Die meisten Unternehmen bauen Inflation nur ungefähr in ihre Gehaltsberechnungen und Preise ein. Sie optimieren das Gehalt und die Preise also nicht vollkommen rational auf Basis der Inflation. Je geringer die Inflation, desto mehr wird sie in der Preis- und Lohngestaltung vernachlässigt. Tatsächlich spielen hier viele zwischenmenschliche Faktoren eine Rolle, die in klassischen ökonomischen Modellen nicht berücksichtigt werden. So empfehlen viele Managementhandbücher, die Löhne nicht automatisch mit der Inflation anzuheben. Hingegen wird vorgeschlagen, alle Lohnerhöhungen als Ergebnis guter Leistungen und Performance zu verkaufen.

Doch selbst Unternehmen, die eigentlich ganz rational agieren, werden ihre Löhne in vielen Fällen nicht der Inflation entsprechend anpassen. Der Grund: In diversen Studien und Befragungen hat Robert Shiller festgestellt, dass die meisten Menschen (77% der befragten Amerikaner) die Inflation als negativ für ihre Kaufkraft ansehen.
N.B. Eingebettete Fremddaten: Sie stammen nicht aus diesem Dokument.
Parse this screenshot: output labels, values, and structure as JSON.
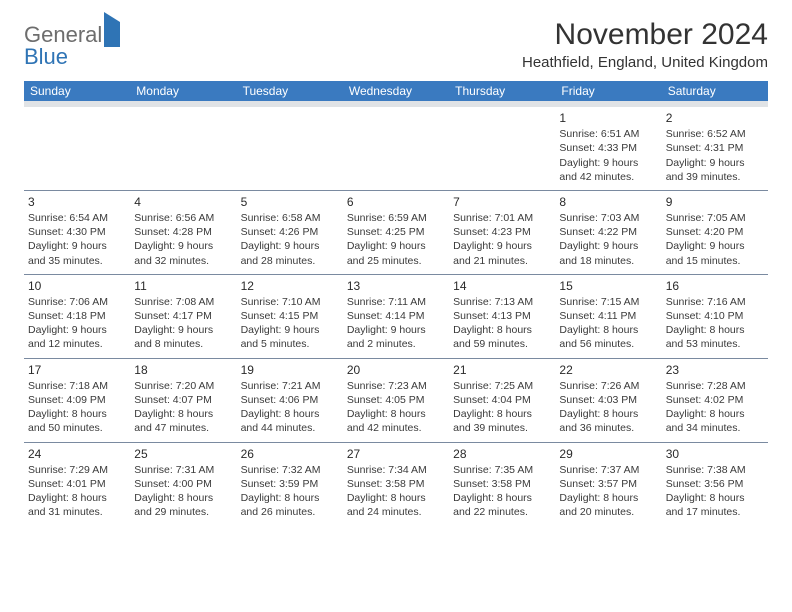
{
  "logo": {
    "word1": "General",
    "word2": "Blue"
  },
  "title": "November 2024",
  "subtitle": "Heathfield, England, United Kingdom",
  "colors": {
    "header_bg": "#3a7ac0",
    "header_fg": "#ffffff",
    "spacer_bg": "#e0e3e6",
    "rule": "#7a8aa0",
    "logo_gray": "#6d6d6d",
    "logo_blue": "#2f74b5"
  },
  "day_headers": [
    "Sunday",
    "Monday",
    "Tuesday",
    "Wednesday",
    "Thursday",
    "Friday",
    "Saturday"
  ],
  "weeks": [
    [
      {
        "n": "",
        "lines": []
      },
      {
        "n": "",
        "lines": []
      },
      {
        "n": "",
        "lines": []
      },
      {
        "n": "",
        "lines": []
      },
      {
        "n": "",
        "lines": []
      },
      {
        "n": "1",
        "lines": [
          "Sunrise: 6:51 AM",
          "Sunset: 4:33 PM",
          "Daylight: 9 hours and 42 minutes."
        ]
      },
      {
        "n": "2",
        "lines": [
          "Sunrise: 6:52 AM",
          "Sunset: 4:31 PM",
          "Daylight: 9 hours and 39 minutes."
        ]
      }
    ],
    [
      {
        "n": "3",
        "lines": [
          "Sunrise: 6:54 AM",
          "Sunset: 4:30 PM",
          "Daylight: 9 hours and 35 minutes."
        ]
      },
      {
        "n": "4",
        "lines": [
          "Sunrise: 6:56 AM",
          "Sunset: 4:28 PM",
          "Daylight: 9 hours and 32 minutes."
        ]
      },
      {
        "n": "5",
        "lines": [
          "Sunrise: 6:58 AM",
          "Sunset: 4:26 PM",
          "Daylight: 9 hours and 28 minutes."
        ]
      },
      {
        "n": "6",
        "lines": [
          "Sunrise: 6:59 AM",
          "Sunset: 4:25 PM",
          "Daylight: 9 hours and 25 minutes."
        ]
      },
      {
        "n": "7",
        "lines": [
          "Sunrise: 7:01 AM",
          "Sunset: 4:23 PM",
          "Daylight: 9 hours and 21 minutes."
        ]
      },
      {
        "n": "8",
        "lines": [
          "Sunrise: 7:03 AM",
          "Sunset: 4:22 PM",
          "Daylight: 9 hours and 18 minutes."
        ]
      },
      {
        "n": "9",
        "lines": [
          "Sunrise: 7:05 AM",
          "Sunset: 4:20 PM",
          "Daylight: 9 hours and 15 minutes."
        ]
      }
    ],
    [
      {
        "n": "10",
        "lines": [
          "Sunrise: 7:06 AM",
          "Sunset: 4:18 PM",
          "Daylight: 9 hours and 12 minutes."
        ]
      },
      {
        "n": "11",
        "lines": [
          "Sunrise: 7:08 AM",
          "Sunset: 4:17 PM",
          "Daylight: 9 hours and 8 minutes."
        ]
      },
      {
        "n": "12",
        "lines": [
          "Sunrise: 7:10 AM",
          "Sunset: 4:15 PM",
          "Daylight: 9 hours and 5 minutes."
        ]
      },
      {
        "n": "13",
        "lines": [
          "Sunrise: 7:11 AM",
          "Sunset: 4:14 PM",
          "Daylight: 9 hours and 2 minutes."
        ]
      },
      {
        "n": "14",
        "lines": [
          "Sunrise: 7:13 AM",
          "Sunset: 4:13 PM",
          "Daylight: 8 hours and 59 minutes."
        ]
      },
      {
        "n": "15",
        "lines": [
          "Sunrise: 7:15 AM",
          "Sunset: 4:11 PM",
          "Daylight: 8 hours and 56 minutes."
        ]
      },
      {
        "n": "16",
        "lines": [
          "Sunrise: 7:16 AM",
          "Sunset: 4:10 PM",
          "Daylight: 8 hours and 53 minutes."
        ]
      }
    ],
    [
      {
        "n": "17",
        "lines": [
          "Sunrise: 7:18 AM",
          "Sunset: 4:09 PM",
          "Daylight: 8 hours and 50 minutes."
        ]
      },
      {
        "n": "18",
        "lines": [
          "Sunrise: 7:20 AM",
          "Sunset: 4:07 PM",
          "Daylight: 8 hours and 47 minutes."
        ]
      },
      {
        "n": "19",
        "lines": [
          "Sunrise: 7:21 AM",
          "Sunset: 4:06 PM",
          "Daylight: 8 hours and 44 minutes."
        ]
      },
      {
        "n": "20",
        "lines": [
          "Sunrise: 7:23 AM",
          "Sunset: 4:05 PM",
          "Daylight: 8 hours and 42 minutes."
        ]
      },
      {
        "n": "21",
        "lines": [
          "Sunrise: 7:25 AM",
          "Sunset: 4:04 PM",
          "Daylight: 8 hours and 39 minutes."
        ]
      },
      {
        "n": "22",
        "lines": [
          "Sunrise: 7:26 AM",
          "Sunset: 4:03 PM",
          "Daylight: 8 hours and 36 minutes."
        ]
      },
      {
        "n": "23",
        "lines": [
          "Sunrise: 7:28 AM",
          "Sunset: 4:02 PM",
          "Daylight: 8 hours and 34 minutes."
        ]
      }
    ],
    [
      {
        "n": "24",
        "lines": [
          "Sunrise: 7:29 AM",
          "Sunset: 4:01 PM",
          "Daylight: 8 hours and 31 minutes."
        ]
      },
      {
        "n": "25",
        "lines": [
          "Sunrise: 7:31 AM",
          "Sunset: 4:00 PM",
          "Daylight: 8 hours and 29 minutes."
        ]
      },
      {
        "n": "26",
        "lines": [
          "Sunrise: 7:32 AM",
          "Sunset: 3:59 PM",
          "Daylight: 8 hours and 26 minutes."
        ]
      },
      {
        "n": "27",
        "lines": [
          "Sunrise: 7:34 AM",
          "Sunset: 3:58 PM",
          "Daylight: 8 hours and 24 minutes."
        ]
      },
      {
        "n": "28",
        "lines": [
          "Sunrise: 7:35 AM",
          "Sunset: 3:58 PM",
          "Daylight: 8 hours and 22 minutes."
        ]
      },
      {
        "n": "29",
        "lines": [
          "Sunrise: 7:37 AM",
          "Sunset: 3:57 PM",
          "Daylight: 8 hours and 20 minutes."
        ]
      },
      {
        "n": "30",
        "lines": [
          "Sunrise: 7:38 AM",
          "Sunset: 3:56 PM",
          "Daylight: 8 hours and 17 minutes."
        ]
      }
    ]
  ]
}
Nur 12% der Ökonomen sind dieser Meinung, da Inflation ja im gleichen Ausmaß mit den Preisen auch die Löhne erhöhen sollte und so wirkt sich Inflation eigentlich nicht negativ auf die Kaufkraft aus. Doch die meisten Arbeiter erkennen den Zusammenhang zwischen Inflation und der gesteigerten Nachfrage für ihre Arbeitskraft nicht. Sie erkennen damit auch nicht, dass Sie mehr Geld verlangen können, wenn die Inflation höher wird. Das führt dazu, dass ein rationaler Unternehmer in Zeiten der Inflation seinen Mitarbeitern zwar höhere Löhne zahlt, da sie dadurch motiviert werden, aber nicht in dem Ausmaß in welchem die Inflation das verlangen würde.

Sowohl die Irrationalitäten der Arbeitnehmer als auch die der Arbeitgeber sind besonders bei niedrigeren Inflationsraten ausgeprägt, da die Inflation in den eigenen Entscheidungen dann nicht so eine große Rolle spielt. Wenn die Inflation allerdings sehr hohe Werte annimmt, werden sowohl Arbeitnehmer als auch Arbeitgeber diesen Faktor wieder rationaler in die eigenen Entscheidungen miteinfließen lassen.

Die leichte Irrationalität von Arbeitgebern und Arbeitnehmern bei der Betrachtung von Inflation führt also dazu, dass die Arbeitgeber geringere Preise verlangen und geringere Löhne bezahlen, als das auf Basis des Anstiegs der Geldmenge nötig wäre. Dadurch setzen sie mehr Produkte ab und stellen mehr Arbeiter an und so führt eine Inflationsrate im niedrigen einstelligen Bereich zu der geringsten Arbeitslosigkeit.